Sergio Carossio
- Born: October 29, 1962 (age 63) Buenos Aires, Argentina
- Occupation(s): Physiotherapist, Kinesiologist

Rugby union career
- Position: Lock

Senior career
- Years: Team / Apps / (Points)
- 198?-1987: Olivos

International career
- Years: Team / Apps / (Points)
- 1985-87: Argentina / 3 / (0)

= Sergio Carossio =

Argentine rugby union player (born 1962)

Sergio Carossio (born 29 October 1962 in Buenos Aires) is a former Argentine rugby union player. He played as a lock. Currently he works as physiotherapist and kinesiologist.
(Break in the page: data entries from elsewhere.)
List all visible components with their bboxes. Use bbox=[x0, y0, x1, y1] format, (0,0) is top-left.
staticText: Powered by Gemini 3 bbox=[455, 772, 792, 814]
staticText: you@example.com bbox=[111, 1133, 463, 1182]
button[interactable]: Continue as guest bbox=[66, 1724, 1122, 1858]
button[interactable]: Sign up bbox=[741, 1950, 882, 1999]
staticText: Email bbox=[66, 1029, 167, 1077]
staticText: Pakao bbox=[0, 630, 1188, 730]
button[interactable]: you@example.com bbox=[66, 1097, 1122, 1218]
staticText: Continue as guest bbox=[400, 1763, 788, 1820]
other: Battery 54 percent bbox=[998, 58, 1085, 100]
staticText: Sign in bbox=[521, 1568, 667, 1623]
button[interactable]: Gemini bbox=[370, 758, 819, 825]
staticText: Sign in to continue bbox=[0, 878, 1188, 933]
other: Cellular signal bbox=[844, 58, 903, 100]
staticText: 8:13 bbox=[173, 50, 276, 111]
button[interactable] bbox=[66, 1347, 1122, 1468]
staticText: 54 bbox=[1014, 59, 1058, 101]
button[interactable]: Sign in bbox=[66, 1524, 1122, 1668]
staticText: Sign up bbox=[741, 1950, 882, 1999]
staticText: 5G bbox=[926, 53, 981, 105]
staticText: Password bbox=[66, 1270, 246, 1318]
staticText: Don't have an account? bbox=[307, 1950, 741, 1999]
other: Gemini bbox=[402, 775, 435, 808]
He is currently member of UAR's Medical Staff.

==Career==
Always playing for Olivos Rugby Club from Vicente López
as lock, Carossio had a brief international experience with the Argentina national team, debuting in Pumas on 2 November 1985, at Buenos Aires during the historic tie against the All Blacks, then, for two years he was not called up anymore, until during the 1987 Rugby World Cup he played the rest of his matches, against Italy and New Zealand. In total, he played 3 matches for Argentina.

With the medical studies left behind, after the player career, he started his activity as physio therapist and entered the Olivos' medical staff; since 1998, he is in the same charge also in the Argentina national rugby union team, along with the charge of kinesitherapist.